Wenn der Pimmel des Hauptdarstellers in Großaufnahme gefilmt wird und kein Porno im Player liegt, dann ist wohl Kannibalen-Zeit.
Die Fortsetzung des Urvaters aller Menschenfresser-Streifen im Exploitation-Stil (schon die Morlocks in "Die Zeitmaschine" hatten ja "Eloi" auf der Speisekarte, aber darum drehte der Film sich nicht) löste die Kanni-Film-Welle erst aus, nicht der Vorgänger von 1972.

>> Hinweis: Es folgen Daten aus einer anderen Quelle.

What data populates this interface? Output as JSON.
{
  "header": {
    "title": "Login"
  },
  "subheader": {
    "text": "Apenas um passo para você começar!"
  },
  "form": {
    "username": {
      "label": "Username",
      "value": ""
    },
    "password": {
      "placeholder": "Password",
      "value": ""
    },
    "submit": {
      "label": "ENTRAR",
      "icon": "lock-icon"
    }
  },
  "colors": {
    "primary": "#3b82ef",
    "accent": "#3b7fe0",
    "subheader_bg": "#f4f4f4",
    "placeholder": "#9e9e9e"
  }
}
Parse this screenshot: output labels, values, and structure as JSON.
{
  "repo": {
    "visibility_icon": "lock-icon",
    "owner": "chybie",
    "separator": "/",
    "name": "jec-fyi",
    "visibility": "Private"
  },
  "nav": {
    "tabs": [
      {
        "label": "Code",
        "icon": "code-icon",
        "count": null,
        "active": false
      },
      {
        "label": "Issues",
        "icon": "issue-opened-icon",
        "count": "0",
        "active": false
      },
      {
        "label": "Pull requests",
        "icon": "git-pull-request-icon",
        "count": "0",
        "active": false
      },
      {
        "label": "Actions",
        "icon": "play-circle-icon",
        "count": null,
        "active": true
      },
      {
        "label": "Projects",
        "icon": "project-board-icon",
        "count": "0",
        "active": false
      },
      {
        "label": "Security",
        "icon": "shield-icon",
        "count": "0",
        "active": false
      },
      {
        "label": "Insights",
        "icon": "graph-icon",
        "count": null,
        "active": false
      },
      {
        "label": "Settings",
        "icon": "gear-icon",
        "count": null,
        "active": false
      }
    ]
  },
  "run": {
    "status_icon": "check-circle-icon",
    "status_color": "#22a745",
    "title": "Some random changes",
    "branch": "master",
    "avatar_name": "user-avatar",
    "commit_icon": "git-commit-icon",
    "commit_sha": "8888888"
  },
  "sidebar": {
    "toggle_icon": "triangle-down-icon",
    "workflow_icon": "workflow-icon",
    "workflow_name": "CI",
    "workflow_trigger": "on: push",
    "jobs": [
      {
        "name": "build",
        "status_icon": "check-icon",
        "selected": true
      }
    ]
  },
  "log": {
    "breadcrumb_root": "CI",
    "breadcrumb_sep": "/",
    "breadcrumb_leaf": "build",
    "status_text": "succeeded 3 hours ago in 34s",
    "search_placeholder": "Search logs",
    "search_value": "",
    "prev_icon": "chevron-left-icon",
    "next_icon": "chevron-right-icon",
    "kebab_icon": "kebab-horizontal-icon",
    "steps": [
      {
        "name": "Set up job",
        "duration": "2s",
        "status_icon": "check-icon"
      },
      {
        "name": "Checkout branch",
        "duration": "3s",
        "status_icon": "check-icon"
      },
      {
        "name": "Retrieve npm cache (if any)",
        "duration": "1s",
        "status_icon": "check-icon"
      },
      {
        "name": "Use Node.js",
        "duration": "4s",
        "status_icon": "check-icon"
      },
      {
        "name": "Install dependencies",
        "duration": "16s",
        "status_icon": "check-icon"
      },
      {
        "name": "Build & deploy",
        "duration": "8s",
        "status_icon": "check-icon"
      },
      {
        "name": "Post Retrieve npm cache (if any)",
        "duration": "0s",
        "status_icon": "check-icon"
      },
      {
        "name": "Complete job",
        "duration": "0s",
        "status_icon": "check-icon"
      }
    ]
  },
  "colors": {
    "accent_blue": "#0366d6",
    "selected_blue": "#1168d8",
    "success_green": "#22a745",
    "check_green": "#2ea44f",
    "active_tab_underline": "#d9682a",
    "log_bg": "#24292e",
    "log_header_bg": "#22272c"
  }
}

"Der Vogelmensch" geizt nicht mit Brutalitäten und vor allem Nacktheit. Wie erwähnt muss Hauptdarsteller Ivan Rassimov blank ziehen und gefühlt den halben Film im Birthday Suit agieren, aber auch die hübsche Me Me Lai (beide sind auch in anderen Kanni-Streifen zu sehen) ziert sich nicht unnötig und zeigt ausführlich, was Muttern ihr gab. Die Stammesmitglieder tragen überwiegend Lendenschurz, der (männliche) Nachwuchs jedoch nicht, was dazu führt, dass drei vorwitzige Kanni-Kids auf den gefangenen Rassimov pinkeln. Natursekt von nackten Jungen - hat Eli Roth sich in "Green Inferno" natürlich nicht getraut. In dessen Abspann steht ja "Per Ruggero" und so bedient Roth sich unter anderem auch hier, nämlich bei der Ameisenszene, die bei ihm krasser kommt, als bei Deodato.
Es gibt auch wieder Tiersnuff, Kämpfe in der Natur, aber auch eine derbe Krokodil-Tötung, die offensichtlich ohne FX auskommt.
Der Exploitationer ist vergleichsweise spannend inszeniert und weist Elemente des Survival-Films auf, aber im Mittelpunkt stehen klar Sex und Gewalt.
Der Transfer der NSM-Version ist in Ordnung, da hab ich schon viel Schlechteres gesehen. An Extras ist aber außer Trailern nix zu holen.